Seat marcó un hito con el nombre de sus coches que hacían referencia a ciudades españolas. La marca ha pretendido siempre ir de viaje por la geografía española con sus modélicos vehículos. Y lo ha conseguido.
Por Nacho Figueroa
El branding es, como definición, un anglicismo que se utiliza en Marketing para hacer referencia al proceso de hacer y construir una marca, mediante la administración estratégica de diferentes activos. El branding identificará e influirá en el valor de la marca, tanto para el cliente como para la empresa propietaria de ésta.
Diferenciarse hoy día es cada vez más difícil, porque los costes de producción de un determinado producto o servicio son similares. Por ello, la clave de cualquier negocio está en el branding, en ese poder de marca como elemento diferenciador.

El branding es todo un arte, y la marca Seat lo tuvo claro desde el primer momento. Poner nombre a los productos, ese proceso conocido como “naming”, no sólo pretende triunfar, sino que puede marcar el destino de cualquier empresa y que sea reconocida, incluso, por ese nombre.
Seat es la firma española que empezó a utilizar esta técnica hace años, y le ha ido bien. En gran parte de sus vehículos modelo tienen, han tenido o tendrán nombres de ciudades españolas. 14 ciudades españolas representadas para rendir homenaje a lugares de la geografía. Esta tradición empezó en 1982 con el Ronda, y fue un auténtico éxito.

Todo comenzó con Ronda en 1982, año en que se celebró el Mundial de España, en el que la marca Seat lanzó este modelo.

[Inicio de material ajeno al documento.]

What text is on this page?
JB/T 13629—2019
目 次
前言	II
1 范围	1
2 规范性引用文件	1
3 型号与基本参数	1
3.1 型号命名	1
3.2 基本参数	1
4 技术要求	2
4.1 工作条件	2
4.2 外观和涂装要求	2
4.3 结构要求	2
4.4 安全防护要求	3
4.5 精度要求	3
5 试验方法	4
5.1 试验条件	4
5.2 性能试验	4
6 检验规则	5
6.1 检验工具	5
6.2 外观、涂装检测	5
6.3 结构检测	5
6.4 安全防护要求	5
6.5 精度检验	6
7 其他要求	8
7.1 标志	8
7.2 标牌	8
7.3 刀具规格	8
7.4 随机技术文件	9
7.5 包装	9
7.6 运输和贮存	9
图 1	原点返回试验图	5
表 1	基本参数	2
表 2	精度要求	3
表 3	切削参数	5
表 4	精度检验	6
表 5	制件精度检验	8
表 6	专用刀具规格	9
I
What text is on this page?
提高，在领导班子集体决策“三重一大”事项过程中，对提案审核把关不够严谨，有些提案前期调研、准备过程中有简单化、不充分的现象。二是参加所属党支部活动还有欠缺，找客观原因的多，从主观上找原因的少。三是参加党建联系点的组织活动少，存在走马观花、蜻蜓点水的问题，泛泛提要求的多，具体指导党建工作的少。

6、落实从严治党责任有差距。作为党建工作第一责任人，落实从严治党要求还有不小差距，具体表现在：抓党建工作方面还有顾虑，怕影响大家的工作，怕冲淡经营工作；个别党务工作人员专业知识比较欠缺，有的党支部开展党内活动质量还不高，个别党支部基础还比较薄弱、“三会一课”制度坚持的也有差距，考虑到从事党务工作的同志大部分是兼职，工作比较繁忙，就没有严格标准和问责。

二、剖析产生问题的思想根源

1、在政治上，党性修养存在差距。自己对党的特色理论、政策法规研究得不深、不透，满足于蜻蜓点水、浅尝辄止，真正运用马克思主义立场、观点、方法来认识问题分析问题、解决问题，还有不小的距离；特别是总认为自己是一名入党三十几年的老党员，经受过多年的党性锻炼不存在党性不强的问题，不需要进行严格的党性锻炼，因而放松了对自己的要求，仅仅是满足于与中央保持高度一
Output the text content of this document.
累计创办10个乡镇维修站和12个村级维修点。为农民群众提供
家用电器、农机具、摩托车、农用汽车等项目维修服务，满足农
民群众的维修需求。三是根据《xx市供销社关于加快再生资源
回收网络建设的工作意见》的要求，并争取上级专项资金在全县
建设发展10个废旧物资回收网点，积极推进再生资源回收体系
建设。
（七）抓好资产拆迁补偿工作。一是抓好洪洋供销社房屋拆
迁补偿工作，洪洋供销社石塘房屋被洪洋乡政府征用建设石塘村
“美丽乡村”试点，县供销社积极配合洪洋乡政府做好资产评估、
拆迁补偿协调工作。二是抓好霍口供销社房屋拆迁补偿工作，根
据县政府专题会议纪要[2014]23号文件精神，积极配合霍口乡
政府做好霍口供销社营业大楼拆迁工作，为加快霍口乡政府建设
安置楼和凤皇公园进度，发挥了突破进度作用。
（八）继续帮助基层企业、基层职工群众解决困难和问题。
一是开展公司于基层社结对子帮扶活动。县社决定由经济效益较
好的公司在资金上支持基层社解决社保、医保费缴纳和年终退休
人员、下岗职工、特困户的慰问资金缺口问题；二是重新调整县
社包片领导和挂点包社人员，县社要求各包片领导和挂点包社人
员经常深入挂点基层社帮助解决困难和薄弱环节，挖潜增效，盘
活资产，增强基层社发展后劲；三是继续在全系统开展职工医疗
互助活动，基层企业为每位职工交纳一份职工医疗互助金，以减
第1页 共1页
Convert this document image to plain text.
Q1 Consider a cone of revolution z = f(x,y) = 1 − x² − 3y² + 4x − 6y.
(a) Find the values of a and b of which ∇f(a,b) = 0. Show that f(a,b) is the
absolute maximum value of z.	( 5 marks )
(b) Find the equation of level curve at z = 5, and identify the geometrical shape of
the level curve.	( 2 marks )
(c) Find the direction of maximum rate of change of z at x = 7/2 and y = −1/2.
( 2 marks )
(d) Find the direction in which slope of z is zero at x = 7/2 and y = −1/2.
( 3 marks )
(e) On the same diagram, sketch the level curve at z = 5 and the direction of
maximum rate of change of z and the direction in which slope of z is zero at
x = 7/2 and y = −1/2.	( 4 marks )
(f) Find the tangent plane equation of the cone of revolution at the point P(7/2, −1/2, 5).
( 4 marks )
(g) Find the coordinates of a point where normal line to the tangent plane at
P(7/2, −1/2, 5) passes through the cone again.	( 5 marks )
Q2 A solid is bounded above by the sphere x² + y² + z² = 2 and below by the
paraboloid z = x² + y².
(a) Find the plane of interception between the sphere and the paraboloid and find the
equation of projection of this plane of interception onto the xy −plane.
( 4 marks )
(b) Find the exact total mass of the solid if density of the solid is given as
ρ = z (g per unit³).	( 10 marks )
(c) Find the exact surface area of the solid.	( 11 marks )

Después llegaron sus modelos más icónicos: Ibiza y Málaga (1984), Marbella (1986), Toledo (1991), Córdoba (1993), Inca (1995), Alhambra (1996), Arosa (1997), León (1999), Altea (2004), Ateca (2016), Arona (2017), y Tarraco (2018).
Próximamente se unirá a este branding el barrio barcelonés el-Born, su primer coche eléctrico, y el cabo mallorquín Formentor, el primer vehículo desarrollado para la marca Cupra. Además, el último prototipo de la firma, el Tavascan, recibe el nombre de un pequeño pueblo de los Pirineos.

Andalucía es, sin duda, la comunidad gurú que mayor protagonismo ha tenido en la historia de la marca Seat. La empresa comenzó a utilizar nombres de ciudades o lugares españoles, y ha visto ahí el gran lanzamiento y desarrollo que puede tener –y ha tenido– el mundo del automóvil en el país mediterráneo.
Concretar una venta es importante, pero lograr la fidelidad de los clientes es vital.